Salut à tout le monde,

Je voudrais votre avis sur un powerbook g4 400.
Le prix que cela ce vend d'occase, quels défaut à regarder avant l'achat, autonomie, Système (je pense que le 10,3,2 peut fonctionner ss pb)
 Vos avis aussi si vous possédez cette machine.
Perso, je la trouve splendide.

Merci à tous à l'avance.

Titophe


----------



## CarmodY (24 Février 2004)

> Je voudrais votre avis sur un powerbook g4 400



C'est une bonne machine, mais reste à savoir ce que tu veux faire avec ??



> Le prix que cela ce vend d'occase



Va  ICI pour faire une estimation du prix



> je pense que le 10,3,2 peut fonctionner ss pb



Oui sans problème
Configuration requise :                                            

Power Mac G3, G4 ou G5                                                        
iMac                                                       
eMac                                                       
PowerBook G3 ou G4                                                     
iBook avec 128 Mo de mémoire RAM physique                                                     
Ports USB intégrés




> Perso, je la trouve splendide



Fais gaffe tu es en train de tomber amoureux


----------



## woulf (25 Février 2004)

Attention tout de même, c'est malheureusement une machine qui commence à "dater", d'une part parce qu'il y a eu multitude de générations qui ont suivi (2 révisions de Titanium si mes souvenirs sont bons et l'arrivée des alu).

C'est notamment au niveau de la taille du disque dur et de la carte graphique que cela se fait sentir: dotation de 10gos (20 ou 30 gos en option) et carte graphique de 8Mos à l'origine il me semble


----------



## Vercoquin (25 Février 2004)

Pour être plus exact, il y a eu 3 générations de Ti après le 400 :
1- arrivé de l'Ethernet Gigabit (plus montée en puissance et carte graphique 16 Mo) ;
2- nouvelle révision avec plus de puissance et carte graphique 32 Mo (PB DVI) ;
3- arrivé des Superdrives et carte graphique 64 Mo. 
	

	
	
		
		

		
		
	


	




Le 400 me paraît bien pour une application bureautique ou pour des premiers pas en vidéo amateur.

Il faut particulièrement faire attention 
	

	
	
		
		

		
		
	


	




 :
- aux pixels morts de l'écran
- aux marques du clavier sur l'écran (gros défauts des premiers modèles)
- au fonctionnement de la prise FireWire (prise fragile sur ces modèles)
- au crochet qui ferme l'écran (qui peut casser facilement)

Pour un modèle d'occasion, il ne faut pas s'attendre à ce que la batterie ait encore de l'autonomie, ni que la peinture ne se soit pas un peu écaillée par endroit...


----------



## vincmyl (25 Février 2004)

Je crois que tout est dit


----------



## Titophe (26 Février 2004)

Merci bcp.


----------



## teo (28 Février 2004)

J'ai acheté mon Ti  400 il y a 2 ans, d'occase à un pote, excellent état.
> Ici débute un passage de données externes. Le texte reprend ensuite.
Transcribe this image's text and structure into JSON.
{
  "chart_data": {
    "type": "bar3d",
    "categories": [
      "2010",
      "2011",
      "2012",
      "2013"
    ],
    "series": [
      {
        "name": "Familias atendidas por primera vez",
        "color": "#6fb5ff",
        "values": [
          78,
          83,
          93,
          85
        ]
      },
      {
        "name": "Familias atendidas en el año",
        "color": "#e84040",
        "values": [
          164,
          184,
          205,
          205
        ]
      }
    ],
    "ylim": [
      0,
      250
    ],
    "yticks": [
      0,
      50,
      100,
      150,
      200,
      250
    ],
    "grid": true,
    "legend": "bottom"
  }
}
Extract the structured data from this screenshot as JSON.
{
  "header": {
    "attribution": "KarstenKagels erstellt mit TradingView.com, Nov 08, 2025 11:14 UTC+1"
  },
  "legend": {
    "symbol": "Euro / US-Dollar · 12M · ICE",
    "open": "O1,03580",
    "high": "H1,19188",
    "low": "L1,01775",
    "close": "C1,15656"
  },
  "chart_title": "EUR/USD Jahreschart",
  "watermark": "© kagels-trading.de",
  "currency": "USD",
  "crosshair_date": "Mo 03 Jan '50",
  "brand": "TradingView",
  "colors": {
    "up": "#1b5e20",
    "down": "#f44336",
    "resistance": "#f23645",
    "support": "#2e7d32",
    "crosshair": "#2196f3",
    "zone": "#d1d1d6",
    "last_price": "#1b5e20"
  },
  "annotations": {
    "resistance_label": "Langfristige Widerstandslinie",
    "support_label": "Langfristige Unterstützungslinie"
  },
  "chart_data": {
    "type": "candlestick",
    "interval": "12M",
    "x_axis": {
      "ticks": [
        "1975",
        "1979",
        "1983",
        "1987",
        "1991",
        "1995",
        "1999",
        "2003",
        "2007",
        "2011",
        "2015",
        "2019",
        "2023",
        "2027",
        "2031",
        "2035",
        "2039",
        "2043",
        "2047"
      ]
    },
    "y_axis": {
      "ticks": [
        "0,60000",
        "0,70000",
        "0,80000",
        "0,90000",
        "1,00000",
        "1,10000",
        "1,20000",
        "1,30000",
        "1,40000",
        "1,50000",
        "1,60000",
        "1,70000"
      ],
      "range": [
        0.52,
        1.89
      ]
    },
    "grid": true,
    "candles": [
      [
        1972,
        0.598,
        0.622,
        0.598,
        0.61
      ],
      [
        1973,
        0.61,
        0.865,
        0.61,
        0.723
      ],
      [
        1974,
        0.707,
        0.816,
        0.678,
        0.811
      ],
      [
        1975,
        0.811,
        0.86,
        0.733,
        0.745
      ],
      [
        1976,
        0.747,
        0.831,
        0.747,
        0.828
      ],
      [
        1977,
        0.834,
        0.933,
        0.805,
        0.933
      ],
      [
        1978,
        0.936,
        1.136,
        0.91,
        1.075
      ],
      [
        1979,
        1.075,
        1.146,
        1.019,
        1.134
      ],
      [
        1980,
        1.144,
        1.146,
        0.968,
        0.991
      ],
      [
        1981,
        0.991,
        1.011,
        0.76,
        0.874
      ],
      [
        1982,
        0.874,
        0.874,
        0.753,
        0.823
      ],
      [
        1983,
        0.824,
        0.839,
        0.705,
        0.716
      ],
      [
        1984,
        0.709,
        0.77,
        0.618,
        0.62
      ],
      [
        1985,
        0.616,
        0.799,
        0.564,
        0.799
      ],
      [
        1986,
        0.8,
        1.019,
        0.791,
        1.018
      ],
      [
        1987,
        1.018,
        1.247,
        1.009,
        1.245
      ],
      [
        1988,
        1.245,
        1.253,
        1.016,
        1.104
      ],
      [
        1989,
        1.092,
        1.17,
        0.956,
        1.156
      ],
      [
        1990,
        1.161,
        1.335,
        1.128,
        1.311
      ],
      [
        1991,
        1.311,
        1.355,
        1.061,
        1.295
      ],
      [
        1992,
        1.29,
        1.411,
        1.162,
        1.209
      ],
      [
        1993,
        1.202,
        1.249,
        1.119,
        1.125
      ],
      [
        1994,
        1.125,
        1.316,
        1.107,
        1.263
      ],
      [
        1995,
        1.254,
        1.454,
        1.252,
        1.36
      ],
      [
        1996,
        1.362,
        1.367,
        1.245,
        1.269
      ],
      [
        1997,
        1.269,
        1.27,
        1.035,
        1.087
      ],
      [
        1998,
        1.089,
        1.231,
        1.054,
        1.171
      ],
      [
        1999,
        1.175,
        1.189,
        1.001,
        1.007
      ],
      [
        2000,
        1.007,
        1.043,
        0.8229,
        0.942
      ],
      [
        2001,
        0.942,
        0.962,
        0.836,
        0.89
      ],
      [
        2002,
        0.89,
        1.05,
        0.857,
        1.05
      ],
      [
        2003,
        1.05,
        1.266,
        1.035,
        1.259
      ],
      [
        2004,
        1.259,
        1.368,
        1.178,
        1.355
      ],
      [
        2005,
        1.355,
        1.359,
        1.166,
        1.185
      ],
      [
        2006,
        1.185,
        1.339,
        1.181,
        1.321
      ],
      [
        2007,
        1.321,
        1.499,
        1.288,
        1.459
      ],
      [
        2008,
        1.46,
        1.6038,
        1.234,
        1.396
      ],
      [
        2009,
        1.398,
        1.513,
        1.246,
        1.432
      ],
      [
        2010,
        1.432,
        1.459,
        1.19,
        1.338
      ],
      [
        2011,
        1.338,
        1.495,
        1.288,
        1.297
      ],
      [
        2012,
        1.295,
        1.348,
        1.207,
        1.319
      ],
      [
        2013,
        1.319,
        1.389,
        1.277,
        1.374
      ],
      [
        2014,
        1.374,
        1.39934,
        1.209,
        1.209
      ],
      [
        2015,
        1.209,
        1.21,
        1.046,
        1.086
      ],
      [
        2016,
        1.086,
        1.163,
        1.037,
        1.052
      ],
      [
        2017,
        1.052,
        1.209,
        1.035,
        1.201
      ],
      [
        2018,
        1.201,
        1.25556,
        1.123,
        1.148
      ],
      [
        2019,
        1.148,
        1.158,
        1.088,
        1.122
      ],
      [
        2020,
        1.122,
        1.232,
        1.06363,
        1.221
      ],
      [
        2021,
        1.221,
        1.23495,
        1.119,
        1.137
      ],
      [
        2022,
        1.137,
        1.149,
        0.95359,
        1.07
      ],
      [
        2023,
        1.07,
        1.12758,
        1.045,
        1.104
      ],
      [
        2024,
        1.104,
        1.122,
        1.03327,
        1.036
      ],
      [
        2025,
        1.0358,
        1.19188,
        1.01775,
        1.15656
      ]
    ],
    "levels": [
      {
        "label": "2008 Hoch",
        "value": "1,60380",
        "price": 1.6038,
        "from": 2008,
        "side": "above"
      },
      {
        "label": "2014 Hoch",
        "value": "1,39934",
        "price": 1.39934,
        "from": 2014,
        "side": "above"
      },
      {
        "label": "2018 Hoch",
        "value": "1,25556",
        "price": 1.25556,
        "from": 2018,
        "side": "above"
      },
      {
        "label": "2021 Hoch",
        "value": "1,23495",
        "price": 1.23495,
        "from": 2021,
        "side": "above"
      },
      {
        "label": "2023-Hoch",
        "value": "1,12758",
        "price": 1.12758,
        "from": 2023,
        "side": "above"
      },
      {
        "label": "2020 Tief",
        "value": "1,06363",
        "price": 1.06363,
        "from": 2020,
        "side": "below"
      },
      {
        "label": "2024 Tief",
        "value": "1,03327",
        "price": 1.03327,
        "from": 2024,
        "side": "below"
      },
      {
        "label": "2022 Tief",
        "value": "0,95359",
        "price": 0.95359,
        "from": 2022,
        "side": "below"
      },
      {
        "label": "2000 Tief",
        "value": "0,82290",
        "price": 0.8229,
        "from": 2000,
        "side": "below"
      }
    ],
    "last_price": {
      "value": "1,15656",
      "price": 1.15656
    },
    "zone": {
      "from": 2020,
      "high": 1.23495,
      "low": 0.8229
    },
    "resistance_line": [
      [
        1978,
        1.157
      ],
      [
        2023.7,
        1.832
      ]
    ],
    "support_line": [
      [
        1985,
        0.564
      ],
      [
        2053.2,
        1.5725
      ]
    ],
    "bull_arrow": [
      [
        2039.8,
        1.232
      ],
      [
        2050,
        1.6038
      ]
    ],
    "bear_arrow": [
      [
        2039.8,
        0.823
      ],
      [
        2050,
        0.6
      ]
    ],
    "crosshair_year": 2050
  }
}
Je termine mon AppleCare, je change le HD interne pour un 60Go 5200/16 Mo de cache la semaine prochaine. Je suis ravi de ce portable, trop beau, inscription Powerbook G4 en "Apple Garamond", trop beau, avec 512 Mo de RAM et Jaguar, ça va: je fais tourner sans trop de pb Photoshop, Illustrator, InDesign. En plus un avantage: le ventilo se met très rarement en route, tout est très silencieux. J'ai pas testé les suivants, mais pour l'instant, vu les machines et mon compte en banque, je compte bien le garder encore jusqu'à ce que les premiers PB G5 aient fait leurs preuves et soient en vente d'occase. C'est pas une bécane que j'utilise professionnellement pour le moment, mais elle assure. A la base, c'est quand même une machine pro.
Comme le mentionnait Vercoquin, ce qui m'embête le plus, c'est la faiblesse de la carte: Quartz demande 16 Mo: mais bon, je fonctionne en double écran avec un Sony 19" CRT sans problème. Avantage aussi, j'ai l'infra rouge, absent sur des modèles plus récents. Et le boot toujours possible sous 9... Je l'utilise surtout comme machine de bureau, avec un clavier Apple, une souris logitech, toute ma discothèque convertie dessus, des enceintes JBL Invader, tout va bien.
J'hésite à y mettre une carte airport...
Bref, je l'adore ce Mac...








Edit: j'oubliais: effectivement faire attention aux marques sur l'écran, en fait chez moi, c'est pas le clavier mais une très faible courbure du repose main qui a "usé" la dalle par endroit. Pas de dead pixel chez moi. Mon pote avait aussi du faire modifier la fixation de la batterie qui se barrait, pb reconnu à l'époque par Apple.


----------